When the paramedic arrived, Savannah and Leonora tried to urge me to my feet, but I was struggling. My ankle was suffering from shooting pains and my body was too much in shock to move. The trembling was like nothing I had ever felt. Those lightning bolts of fear hadn’t completely abated. They sat there, waiting to rumble again even though the threat had gone. Once the paramedic said I needed to get up the stairs, I felt a set of hands take hold of me.

With one hand under my legs and the other round my back, I was lifted into Tye’s arms.

He didn’t look at me. He kept his focus straight ahead as he carried me down the corridor and up the stairs.

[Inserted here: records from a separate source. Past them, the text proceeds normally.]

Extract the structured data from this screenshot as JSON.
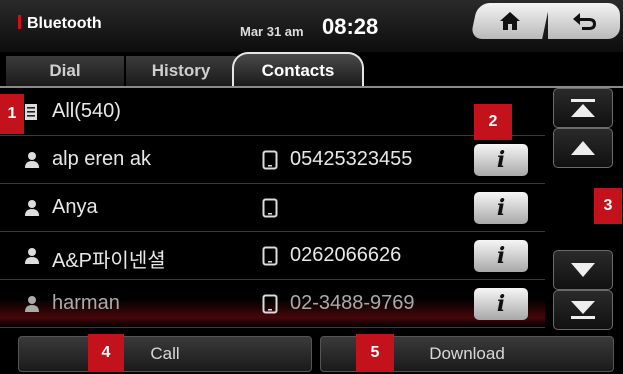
{
  "header": {
    "title": "Bluetooth",
    "date": "Mar 31 am",
    "time": "08:28",
    "home_icon": "home-icon",
    "back_icon": "back-icon"
  },
  "tabs": [
    {
      "label": "Dial",
      "active": false
    },
    {
      "label": "History",
      "active": false
    },
    {
      "label": "Contacts",
      "active": true
    }
  ],
  "list": {
    "all_label": "All(540)",
    "contacts": [
      {
        "name": "alp eren ak",
        "phone": "05425323455"
      },
      {
        "name": "Anya",
        "phone": ""
      },
      {
        "name": "A&P파이넨셜",
        "phone": "0262066626"
      },
      {
        "name": "harman",
        "phone": "02-3488-9769"
      }
    ],
    "info_label": "i"
  },
  "bottom": {
    "call_label": "Call",
    "download_label": "Download"
  },
  "markers": [
    "1",
    "2",
    "3",
    "4",
    "5"
  ],
  "colors": {
    "accent": "#c4121c",
    "background": "#000000"
  }
}
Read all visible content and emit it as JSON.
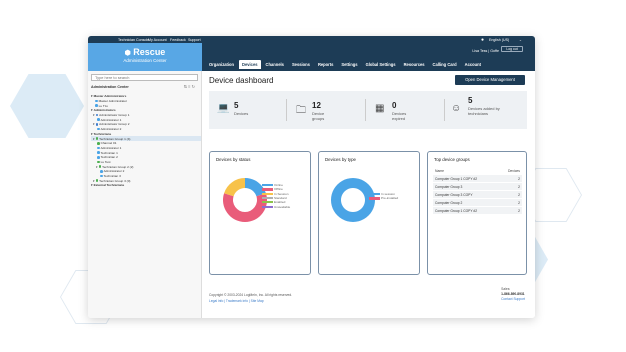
{
  "topbar": {
    "items": [
      "Technician Console",
      "My Account",
      "Feedback",
      "Support"
    ],
    "language": "English (US)"
  },
  "brand": {
    "title": "Rescue",
    "subtitle": "Administration Center"
  },
  "header": {
    "user": "Lisa Tess | Goffe",
    "logout": "Log out",
    "tabs": [
      "Organization",
      "Devices",
      "Channels",
      "Sessions",
      "Reports",
      "Settings",
      "Global Settings",
      "Resources",
      "Calling Card",
      "Account"
    ],
    "active_tab": "Devices"
  },
  "sidebar": {
    "search_placeholder": "Type here to search",
    "title": "Administration Center",
    "tree": [
      {
        "label": "Master Administrators",
        "indent": 0,
        "bold": true,
        "color": ""
      },
      {
        "label": "Master Administrator",
        "indent": 3,
        "color": "#4aa4e6"
      },
      {
        "label": "Lu Tzo",
        "indent": 3,
        "color": "#4aa4e6"
      },
      {
        "label": "Administrators",
        "indent": 0,
        "bold": true,
        "color": ""
      },
      {
        "label": "Administrator Group 1",
        "indent": 2,
        "color": "#3e7bcc"
      },
      {
        "label": "Administrator 1",
        "indent": 5,
        "color": "#4aa4e6"
      },
      {
        "label": "Administrator Group 2",
        "indent": 2,
        "color": "#3e7bcc"
      },
      {
        "label": "Administrator 2",
        "indent": 5,
        "color": "#4aa4e6"
      },
      {
        "label": "Technicians",
        "indent": 0,
        "bold": true,
        "color": ""
      },
      {
        "label": "Technician Group 1 (4)",
        "indent": 2,
        "color": "#4caf50",
        "selected": true
      },
      {
        "label": "Channel 01",
        "indent": 5,
        "color": "#4caf50"
      },
      {
        "label": "Administrator 1",
        "indent": 5,
        "color": "#4aa4e6"
      },
      {
        "label": "Technician 1",
        "indent": 5,
        "color": "#4aa4e6"
      },
      {
        "label": "Technician 2",
        "indent": 5,
        "color": "#4aa4e6"
      },
      {
        "label": "Lu Test",
        "indent": 5,
        "color": "#4caf50"
      },
      {
        "label": "Technician Group 2 (2)",
        "indent": 5,
        "color": "#4caf50"
      },
      {
        "label": "Administrator 2",
        "indent": 8,
        "color": "#4aa4e6"
      },
      {
        "label": "Technician 3",
        "indent": 8,
        "color": "#4aa4e6"
      },
      {
        "label": "Technician Group 3 (0)",
        "indent": 2,
        "color": "#4caf50"
      },
      {
        "label": "External Technicians",
        "indent": 0,
        "bold": true,
        "color": ""
      }
    ]
  },
  "main": {
    "title": "Device dashboard",
    "open_button": "Open Device Management"
  },
  "summary": [
    {
      "number": "5",
      "label": "Devices",
      "icon": "laptop-icon"
    },
    {
      "number": "12",
      "label": "Device groups",
      "icon": "folder-icon"
    },
    {
      "number": "0",
      "label": "Devices expired",
      "icon": "calendar-icon"
    },
    {
      "number": "5",
      "label": "Devices added by technicians",
      "icon": "technician-icon"
    }
  ],
  "status_card": {
    "title": "Devices by status",
    "legend": [
      "Online",
      "Offline",
      "In Session",
      "Standard",
      "Enabled",
      "Unavailable"
    ],
    "colors": [
      "#4aa4e6",
      "#e95c7a",
      "#f7c24a",
      "#b0b0b0",
      "#8bc34a",
      "#8e6ccf"
    ]
  },
  "chart_data": [
    {
      "type": "pie",
      "title": "Devices by status",
      "categories": [
        "Online",
        "Offline",
        "In Session",
        "Standard",
        "Enabled",
        "Unavailable"
      ],
      "values": [
        1,
        3,
        1,
        0,
        0,
        0
      ]
    },
    {
      "type": "pie",
      "title": "Devices by type",
      "categories": [
        "In session",
        "Pre-installed"
      ],
      "values": [
        5,
        0
      ]
    }
  ],
  "type_card": {
    "title": "Devices by type",
    "legend": [
      "In session",
      "Pre-installed"
    ],
    "colors": [
      "#4aa4e6",
      "#e95c7a"
    ]
  },
  "groups_card": {
    "title": "Top device groups",
    "col_name": "Name",
    "col_devices": "Devices",
    "rows": [
      {
        "name": "Computer Group 1 COPY #2",
        "devices": "2"
      },
      {
        "name": "Computer Group 3",
        "devices": "2"
      },
      {
        "name": "Computer Group 3 COPY",
        "devices": "2"
      },
      {
        "name": "Computer Group 2",
        "devices": "2"
      },
      {
        "name": "Computer Group 1 COPY #2",
        "devices": "2"
      }
    ]
  },
  "footer": {
    "copyright": "Copyright © 2003-2024 LogMeIn, Inc. All rights reserved.",
    "links": "Legal info | Trademark info | Site Map"
  },
  "sales": {
    "label": "Sales:",
    "phone": "1-866-890-8931",
    "contact": "Contact Support"
  }
}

“Tye?” My voice sounded small. In answer, his cheek twitched, his whole face was taught. I didn’t know what to do. This was not what was supposed to happen. It was a greater mess than I had ever thought.

I had been so wrong as well. Thinking that Kyle was not mad enough to try something somewhere so busy. Guess you never really know what’s going on in someone’s head.

“Tye?” I said again as we reached the floor above and he directed his steps to the main door, heading for an ambulance parked outside. He wouldn’t reply.

It was crushing.

At the paramedic’s instruction, he placed me to sit on a stretcher in the back of the van, then he turned away. His eyes never lifting to my face as he jumped down onto the pavement.

“Tye!” I said it louder that time. My voice angry. I couldn’t believe he wouldn’t speak to me. He froze. His back turned towards me yet making no move to walk away. I didn’t know what to say first, there was so much, but I was too angry right now. Too scared of what had happened to pour it all out. “Do you want to know what the ladybugs are about?”

My random words caused him to turn his head. He looked at me with raised eyebrows.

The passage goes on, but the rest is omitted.